Thirty Years Ago
Larry Remer’s first fundraiser for his weekly newspaper, Newsline, held in the stately Mission Hills home of Janed Casady, rallied 150 fellow liberals at $12.50 each. The ticket price paid for a chance to mingle with politician Tom Hayden and satirist Jules Feiffer.
— PRESS PASSES: “PAPER BUOYS,” Paul Krueger, March 23, 1978
Twenty-Five Years Ago
Jack Orr was shaking Roger Hedgecock’s hand, offering strategy and counsel even before the final votes were tallied in last week’s mayoral primary. And Orr, the campaign consultant who directed Bill Cleator’s third-place finish, predicts a Hedgecock victory in the May 3 run-off against Democrat Maureen O’Connor.
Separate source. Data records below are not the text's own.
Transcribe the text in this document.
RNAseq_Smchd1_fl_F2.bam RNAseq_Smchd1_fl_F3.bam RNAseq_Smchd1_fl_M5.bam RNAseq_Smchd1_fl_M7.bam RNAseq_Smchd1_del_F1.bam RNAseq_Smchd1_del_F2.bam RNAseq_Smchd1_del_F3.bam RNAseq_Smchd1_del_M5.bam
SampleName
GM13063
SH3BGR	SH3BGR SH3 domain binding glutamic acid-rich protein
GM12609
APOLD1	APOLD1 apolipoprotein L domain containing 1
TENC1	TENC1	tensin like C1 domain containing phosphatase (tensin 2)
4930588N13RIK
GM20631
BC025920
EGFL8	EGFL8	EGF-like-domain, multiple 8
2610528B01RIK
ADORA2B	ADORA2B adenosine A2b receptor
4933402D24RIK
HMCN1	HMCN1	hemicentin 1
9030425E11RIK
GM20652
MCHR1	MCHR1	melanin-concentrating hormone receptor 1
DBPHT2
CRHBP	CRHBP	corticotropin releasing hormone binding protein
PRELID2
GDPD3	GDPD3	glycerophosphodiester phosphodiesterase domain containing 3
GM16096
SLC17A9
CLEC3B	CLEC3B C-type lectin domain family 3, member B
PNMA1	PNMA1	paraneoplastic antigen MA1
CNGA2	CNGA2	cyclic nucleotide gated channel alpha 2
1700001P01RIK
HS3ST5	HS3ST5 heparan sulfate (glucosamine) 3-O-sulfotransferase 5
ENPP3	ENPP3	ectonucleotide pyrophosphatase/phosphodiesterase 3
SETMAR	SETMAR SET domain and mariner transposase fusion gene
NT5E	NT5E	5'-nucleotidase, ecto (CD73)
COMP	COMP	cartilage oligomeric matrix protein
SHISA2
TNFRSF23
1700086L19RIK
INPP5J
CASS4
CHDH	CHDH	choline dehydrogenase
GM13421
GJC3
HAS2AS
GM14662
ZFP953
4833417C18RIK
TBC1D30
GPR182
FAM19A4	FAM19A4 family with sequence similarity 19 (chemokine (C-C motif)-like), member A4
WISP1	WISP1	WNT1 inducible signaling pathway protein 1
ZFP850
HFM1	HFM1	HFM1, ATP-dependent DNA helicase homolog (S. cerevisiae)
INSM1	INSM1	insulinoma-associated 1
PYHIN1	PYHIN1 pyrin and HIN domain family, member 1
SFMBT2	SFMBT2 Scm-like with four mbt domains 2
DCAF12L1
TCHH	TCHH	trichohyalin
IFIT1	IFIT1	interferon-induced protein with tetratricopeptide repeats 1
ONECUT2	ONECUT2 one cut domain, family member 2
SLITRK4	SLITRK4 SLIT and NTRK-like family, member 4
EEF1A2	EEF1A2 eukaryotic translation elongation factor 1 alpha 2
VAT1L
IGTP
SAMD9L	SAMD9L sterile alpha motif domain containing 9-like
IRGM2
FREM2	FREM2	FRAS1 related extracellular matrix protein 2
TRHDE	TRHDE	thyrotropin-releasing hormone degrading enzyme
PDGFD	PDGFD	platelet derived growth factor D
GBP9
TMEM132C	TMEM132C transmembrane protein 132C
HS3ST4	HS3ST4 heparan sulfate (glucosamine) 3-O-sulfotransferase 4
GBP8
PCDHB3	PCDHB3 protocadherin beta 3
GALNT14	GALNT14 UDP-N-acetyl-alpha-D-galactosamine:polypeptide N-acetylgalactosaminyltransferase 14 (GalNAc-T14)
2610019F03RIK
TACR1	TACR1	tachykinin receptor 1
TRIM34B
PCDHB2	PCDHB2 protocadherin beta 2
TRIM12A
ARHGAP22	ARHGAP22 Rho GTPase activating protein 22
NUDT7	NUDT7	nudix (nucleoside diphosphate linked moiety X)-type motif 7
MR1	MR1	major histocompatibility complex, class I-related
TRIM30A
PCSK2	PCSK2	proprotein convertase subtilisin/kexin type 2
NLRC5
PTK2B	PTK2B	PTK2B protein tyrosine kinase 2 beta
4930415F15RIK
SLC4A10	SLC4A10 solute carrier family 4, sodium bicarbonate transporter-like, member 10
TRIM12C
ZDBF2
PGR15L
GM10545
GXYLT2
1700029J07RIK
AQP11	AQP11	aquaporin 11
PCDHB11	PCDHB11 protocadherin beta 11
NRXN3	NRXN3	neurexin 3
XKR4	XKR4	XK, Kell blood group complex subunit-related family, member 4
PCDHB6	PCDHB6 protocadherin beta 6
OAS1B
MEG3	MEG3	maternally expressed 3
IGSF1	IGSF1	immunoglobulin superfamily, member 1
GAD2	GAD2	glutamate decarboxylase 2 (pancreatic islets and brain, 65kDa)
— “THE INSIDE STORY,” Paul Krueger, March 24, 1983
Twenty Years Ago
Sometime during the last year, at a motel somewhere in San Diego, a group of young men allowed themselves to be filmed naked while masturbating. Each was responding to an advertisement in a sex tabloid seeking male models for consideration as actors in sexually explicit films.
Seabag Productions filed a fictitious business statement at the county courthouse on March 1. That statement shows Seabag as a one-man operation run by Hillcrest resident and downtown porn-store owner Rick Ford.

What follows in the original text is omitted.